While international business has been around for centuries, it has gained much speed and complexity over the past two decades. Firms seek international market opportunities more today than ever before, touching the lives of billions of people around the world. Daily chores such as shopping and leisure activities such as listening to music, watching a movie, or surfing the Internet involve international business transactions that connect you to the global economy. International business gives you access to products and services from around the world and profoundly affects your quality of life and economic well-being. The growth of international business activity coincides with the broader phenomenon of globalization of markets. The globalization of markets refers to the ongoing economic integration and growing interdependency of countries worldwide. While internationalization of the firm refers to the tendency of companies to systematically increase the international dimension of their business activities, globalization refers to a macrotrend of intense economic interconnectedness between countries. In essence, globalization leads to compression of time and space. It allows many firms to internationalize and has substantially increased the volume and variety of cross-border transactions in goods, services, and capital flows. It has also led to more rapid and widespread diffusion of products, technology, and knowledge worldwide, regardless of origin.

In practical terms, the globalization of markets is evident in several related trends. First is the unprecedented growth of international trade. In 1960, crossborder trade was modest—about $100 billion per year. Today, it accounts for a substantial proportion of the world economy, amounting to some $10 trillion annually—that is, $10,000,000,000,000! Second, trade between nations is accompanied by substantial flows of capital, technology, and knowledge. Third is the development of highly sophisticated global financial systems and mechanisms that facilitate the cross-border flow of products, money, technology, and knowledge. Fourth, globalization has brought about a greater degree of collaboration among nations through multilateral regulatory agencies such as the World Trade Organization (WTO) and the International Monetary Fund (IMF). 
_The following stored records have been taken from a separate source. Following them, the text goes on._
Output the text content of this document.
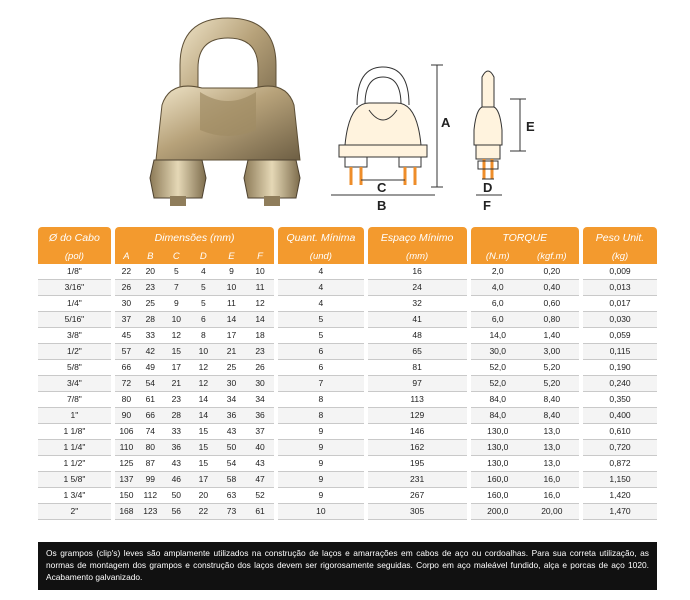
A
C
B
E
D
F
Ø do Cabo		Dimensões (mm)							Quant. Mínima		Espaço Mínimo		TORQUE			Peso Unit.
(pol)		A	B	C	D	E	F		(und)		(mm)		(N.m)	(kgf.m)		(kg)
1/8"		22	20	5	4	9	10		4		16		2,0	0,20		0,009
3/16"		26	23	7	5	10	11		4		24		4,0	0,40		0,013
1/4"		30	25	9	5	11	12		4		32		6,0	0,60		0,017
5/16"		37	28	10	6	14	14		5		41		6,0	0,80		0,030
3/8"		45	33	12	8	17	18		5		48		14,0	1,40		0,059
1/2"		57	42	15	10	21	23		6		65		30,0	3,00		0,115
5/8"		66	49	17	12	25	26		6		81		52,0	5,20		0,190
3/4"		72	54	21	12	30	30		7		97		52,0	5,20		0,240
7/8"		80	61	23	14	34	34		8		113		84,0	8,40		0,350
1"		90	66	28	14	36	36		8		129		84,0	8,40		0,400
1 1/8"		106	74	33	15	43	37		9		146		130,0	13,0		0,610
1 1/4"		110	80	36	15	50	40		9		162		130,0	13,0		0,720
1 1/2"		125	87	43	15	54	43		9		195		130,0	13,0		0,872
1 5/8"		137	99	46	17	58	47		9		231		160,0	16,0		1,150
1 3/4"		150	112	50	20	63	52		9		267		160,0	16,0		1,420
2"		168	123	56	22	73	61		10		305		200,0	20,00		1,470
Os grampos (clip's) leves são amplamente utilizados na construção de laços e amarrações em cabos de aço ou cordoalhas. Para sua correta utilização, as normas de montagem dos grampos e construção dos laços devem ser rigorosamente seguidas. Corpo em aço maleável fundido, alça e porcas de aço 1020. Acabamento galvanizado.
Globalization both compels and facilitates companies to pursue cross-border business activities and international expansion. Simultaneously, going international for a firm has become easier than ever before. A few decades ago, international business was largely the domain of large, multinational companies. Recent developments have created a more level playing field that allows firms of any size to benefit from active participation in international business. In this text, you will read about the international activities of smaller firms, along with those of large multinational enterprises. In addition, where cross-border business was once mainly undertaken by manufacturing firms, this is no longer the case. Companies in the services sector are also internationalizing, in such industries as banking, transportation, engineering, design, advertising, and retailing.